In the mid to late '90s, Baechler developed a body of work that was very different from his work that preceded it. Up until that point, his characteristic compositional strategy was to float an image or images on the background, essentially emptying out everything except one or two essential elements. After mastering this compositionally, Baechler had developed the urge to fill the picture plane right back up again. "I had been working on a series of small paintings of disembodied black and white heads and on a packed subway car one afternoon it came to me that instead of choosing just the right one I should jam all the heads I had been collecting together into one very large painting. That was the first "CROWD" painting." Since then, Baechler has returned to this compositional strategy a number of times, most recently in this new series of monoprints. The heads themselves, which are also found in the subjects in his newest paintings, are playful in their simplicity yet, when layered densely are dark in their undertones. They are reminiscent of children's drawings, old tattoos and graffiti.

Also shown in his new exhibition at Pace Prints Chelsea is a series of unique and editioned flower works, created within handmade paper, where the artist allows the wet paper pulp to shrink around the flower imagery. These have substantial sculptural presence, yet are ephemeral in their substrate and light in their subject matter. Shown next to the crowd series, one wants to link the flower series to art historical still life painting, domesticity, and mortality, but perhaps they are just pleasant reminders of the brightening season.
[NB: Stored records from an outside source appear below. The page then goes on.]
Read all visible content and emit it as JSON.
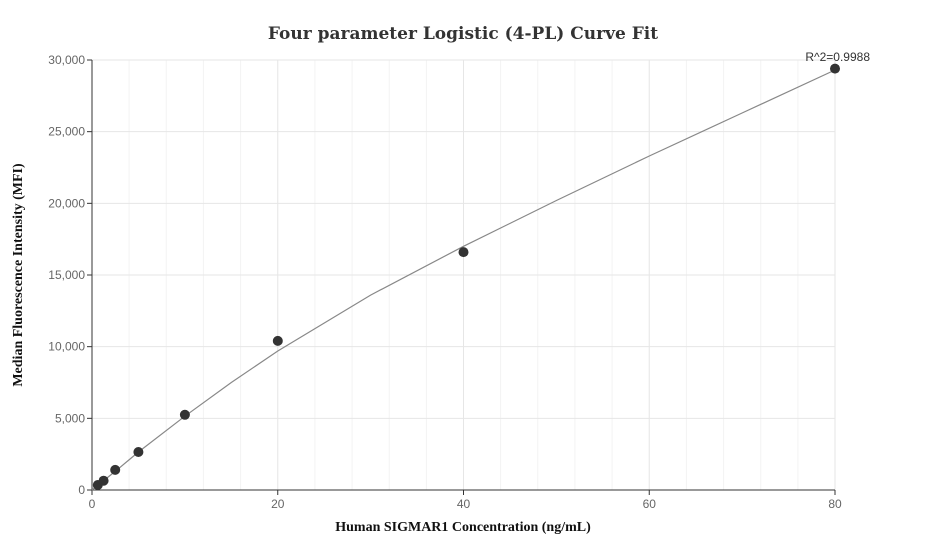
{
  "chart_data": {
    "type": "scatter",
    "title": "Four parameter Logistic (4-PL) Curve Fit",
    "xlabel": "Human SIGMAR1 Concentration (ng/mL)",
    "ylabel": "Median Fluorescence Intensity (MFI)",
    "xlim": [
      0,
      80
    ],
    "ylim": [
      0,
      30000
    ],
    "x_ticks": [
      0,
      20,
      40,
      60,
      80
    ],
    "x_tick_labels": [
      "0",
      "20",
      "40",
      "60",
      "80"
    ],
    "y_ticks": [
      0,
      5000,
      10000,
      15000,
      20000,
      25000,
      30000
    ],
    "y_tick_labels": [
      "0",
      "5,000",
      "10,000",
      "15,000",
      "20,000",
      "25,000",
      "30,000"
    ],
    "grid": true,
    "annotation": "R^2=0.9988",
    "series": [
      {
        "type": "scatter",
        "x": [
          0.625,
          1.25,
          2.5,
          5,
          10,
          20,
          40,
          80
        ],
        "y": [
          350,
          650,
          1400,
          2650,
          5250,
          10400,
          16600,
          29400
        ]
      },
      {
        "type": "line",
        "x": [
          0,
          1,
          2.5,
          5,
          10,
          15,
          20,
          30,
          40,
          50,
          60,
          70,
          80
        ],
        "y": [
          0,
          520,
          1300,
          2650,
          5150,
          7500,
          9700,
          13600,
          17000,
          20200,
          23300,
          26300,
          29300
        ]
      }
    ],
    "colors": {
      "points": "#333333",
      "curve": "#888888",
      "grid": "#e6e6e6"
    }
  }
}
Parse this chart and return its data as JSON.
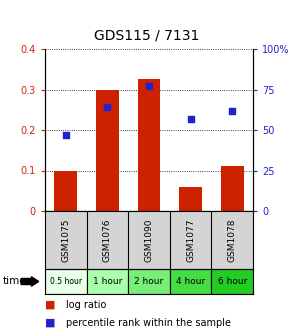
{
  "title": "GDS115 / 7131",
  "samples": [
    "GSM1075",
    "GSM1076",
    "GSM1090",
    "GSM1077",
    "GSM1078"
  ],
  "time_labels": [
    "0.5 hour",
    "1 hour",
    "2 hour",
    "4 hour",
    "6 hour"
  ],
  "log_ratio": [
    0.1,
    0.3,
    0.325,
    0.06,
    0.11
  ],
  "percentile_rank": [
    47,
    64,
    77,
    57,
    62
  ],
  "bar_color": "#cc2200",
  "dot_color": "#2222cc",
  "ylim_left": [
    0,
    0.4
  ],
  "ylim_right": [
    0,
    100
  ],
  "yticks_left": [
    0,
    0.1,
    0.2,
    0.3,
    0.4
  ],
  "ytick_labels_left": [
    "0",
    "0.1",
    "0.2",
    "0.3",
    "0.4"
  ],
  "yticks_right": [
    0,
    25,
    50,
    75,
    100
  ],
  "ytick_labels_right": [
    "0",
    "25",
    "50",
    "75",
    "100%"
  ],
  "time_colors": [
    "#e8ffe8",
    "#99ee99",
    "#66dd66",
    "#33cc33",
    "#00bb00"
  ],
  "legend_log_ratio": "log ratio",
  "legend_percentile": "percentile rank within the sample"
}
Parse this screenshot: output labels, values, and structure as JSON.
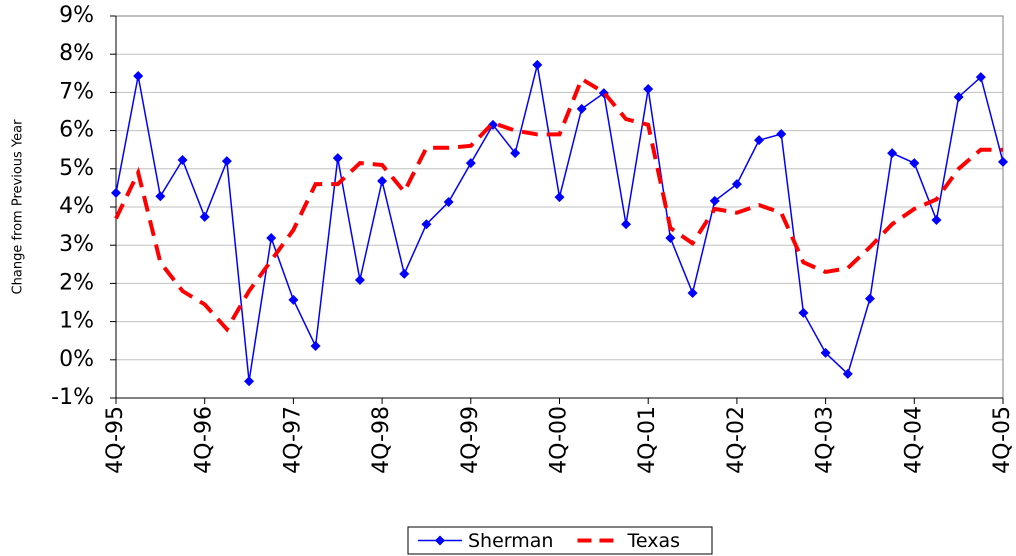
{
  "chart_data": {
    "type": "line",
    "y_label": "Change from Previous Year",
    "categories": [
      "4Q-95",
      null,
      null,
      null,
      "4Q-96",
      null,
      null,
      null,
      "4Q-97",
      null,
      null,
      null,
      "4Q-98",
      null,
      null,
      null,
      "4Q-99",
      null,
      null,
      null,
      "4Q-00",
      null,
      null,
      null,
      "4Q-01",
      null,
      null,
      null,
      "4Q-02",
      null,
      null,
      null,
      "4Q-03",
      null,
      null,
      null,
      "4Q-04",
      null,
      null,
      null,
      "4Q-05"
    ],
    "series": [
      {
        "name": "Sherman",
        "color": "#0000ff",
        "marker": "diamond",
        "values": [
          4.37,
          7.43,
          4.28,
          5.23,
          3.74,
          5.2,
          -0.56,
          3.19,
          1.57,
          0.36,
          5.28,
          2.09,
          4.68,
          2.25,
          3.55,
          4.13,
          5.15,
          6.15,
          5.41,
          7.72,
          4.26,
          6.57,
          6.98,
          3.55,
          7.09,
          3.19,
          1.75,
          4.16,
          4.6,
          5.75,
          5.91,
          1.23,
          0.18,
          -0.37,
          1.6,
          5.41,
          5.15,
          3.66,
          6.88,
          7.4,
          5.18
        ]
      },
      {
        "name": "Texas",
        "color": "#ff0000",
        "dashed": true,
        "values": [
          3.7,
          4.9,
          2.55,
          1.8,
          1.45,
          0.8,
          1.8,
          2.6,
          3.4,
          4.6,
          4.6,
          5.15,
          5.1,
          4.4,
          5.55,
          5.55,
          5.6,
          6.2,
          6.0,
          5.9,
          5.9,
          7.35,
          7.0,
          6.3,
          6.15,
          3.45,
          3.05,
          3.95,
          3.85,
          4.05,
          3.85,
          2.55,
          2.3,
          2.4,
          2.95,
          3.55,
          3.95,
          4.2,
          5.0,
          5.5,
          5.5
        ]
      }
    ],
    "ylim": [
      -1,
      9
    ],
    "yticks": [
      {
        "value": -1,
        "label": "-1%"
      },
      {
        "value": 0,
        "label": "0%"
      },
      {
        "value": 1,
        "label": "1%"
      },
      {
        "value": 2,
        "label": "2%"
      },
      {
        "value": 3,
        "label": "3%"
      },
      {
        "value": 4,
        "label": "4%"
      },
      {
        "value": 5,
        "label": "5%"
      },
      {
        "value": 6,
        "label": "6%"
      },
      {
        "value": 7,
        "label": "7%"
      },
      {
        "value": 8,
        "label": "8%"
      },
      {
        "value": 9,
        "label": "9%"
      }
    ],
    "grid": true,
    "legend": "bottom"
  }
}
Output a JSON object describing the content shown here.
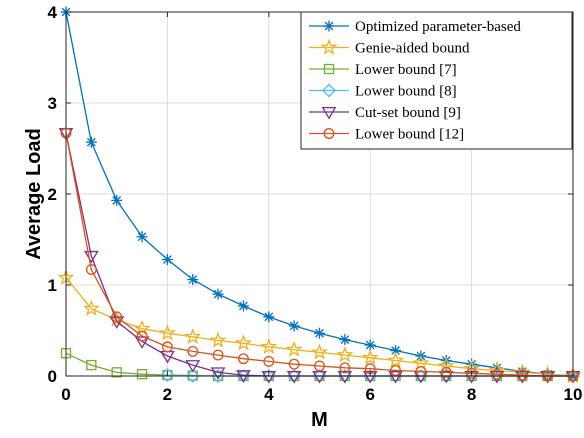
{
  "chart_data": {
    "type": "line",
    "xlabel": "M",
    "ylabel": "Average Load",
    "xlim": [
      0,
      10
    ],
    "ylim": [
      0,
      4
    ],
    "xticks": [
      "0",
      "2",
      "4",
      "6",
      "8",
      "10"
    ],
    "yticks": [
      "0",
      "1",
      "2",
      "3",
      "4"
    ],
    "grid": true,
    "legend_position": "top-right",
    "x": [
      0,
      0.5,
      1,
      1.5,
      2,
      2.5,
      3,
      3.5,
      4,
      4.5,
      5,
      5.5,
      6,
      6.5,
      7,
      7.5,
      8,
      8.5,
      9,
      9.5,
      10
    ],
    "series": [
      {
        "name": "Optimized parameter-based",
        "color": "#0072BD",
        "marker": "asterisk",
        "values": [
          4.0,
          2.57,
          1.93,
          1.53,
          1.28,
          1.06,
          0.9,
          0.77,
          0.65,
          0.55,
          0.47,
          0.4,
          0.34,
          0.28,
          0.22,
          0.17,
          0.13,
          0.09,
          0.05,
          0.02,
          0.0
        ]
      },
      {
        "name": "Genie-aided bound",
        "color": "#EDB120",
        "marker": "star",
        "values": [
          1.08,
          0.74,
          0.62,
          0.52,
          0.47,
          0.43,
          0.39,
          0.36,
          0.32,
          0.29,
          0.26,
          0.23,
          0.2,
          0.17,
          0.14,
          0.11,
          0.08,
          0.06,
          0.04,
          0.02,
          0.0
        ]
      },
      {
        "name": "Lower bound [7]",
        "color": "#77AC30",
        "marker": "square",
        "values": [
          0.25,
          0.12,
          0.04,
          0.02,
          0.01,
          0.005,
          0.0,
          0.0,
          0.0,
          0.0,
          0.0,
          0.0,
          0.0,
          0.0,
          0.0,
          0.0,
          0.0,
          0.0,
          0.0,
          0.0,
          0.0
        ]
      },
      {
        "name": "Lower bound [8]",
        "color": "#4DBEEE",
        "marker": "diamond",
        "values": [
          null,
          null,
          null,
          null,
          0.01,
          0.0,
          0.0,
          0.0,
          0.0,
          0.0,
          0.0,
          0.0,
          0.0,
          0.0,
          0.0,
          0.0,
          0.0,
          0.0,
          0.0,
          0.0,
          0.0
        ]
      },
      {
        "name": "Cut-set bound [9]",
        "color": "#7E2F8E",
        "marker": "triangle-down",
        "values": [
          2.67,
          1.32,
          0.6,
          0.38,
          0.22,
          0.12,
          0.04,
          0.01,
          0.0,
          0.0,
          0.0,
          0.0,
          0.0,
          0.0,
          0.0,
          0.0,
          0.0,
          0.0,
          0.0,
          0.0,
          0.0
        ]
      },
      {
        "name": "Lower bound [12]",
        "color": "#D95319",
        "marker": "circle",
        "values": [
          2.67,
          1.17,
          0.65,
          0.44,
          0.32,
          0.27,
          0.23,
          0.19,
          0.16,
          0.13,
          0.11,
          0.09,
          0.08,
          0.06,
          0.05,
          0.04,
          0.03,
          0.02,
          0.01,
          0.0,
          0.0
        ]
      }
    ]
  }
}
Donald Baechler was born in Hartford, Connecticut in 1956 and currently lives and works in New York City. Since the 1980s, Baechler's work has been widely exhibited throughout the United States and Europe. He is represented by Cheim and Read Gallery, New York and is in the public collections of the Museum of Modern Art, New York; the Whitney Museum of American Art, New York, the Guggenheim Museum, New York; the Museum of Contemporary Art, Los Angeles; Centre George Pompidou, Musee National d'Art Moderne, Paris; National Museum of Contemporary Art, Seoul, Korea; Museu de Arte Moderna do Rio de Janiero, Brazil, among others.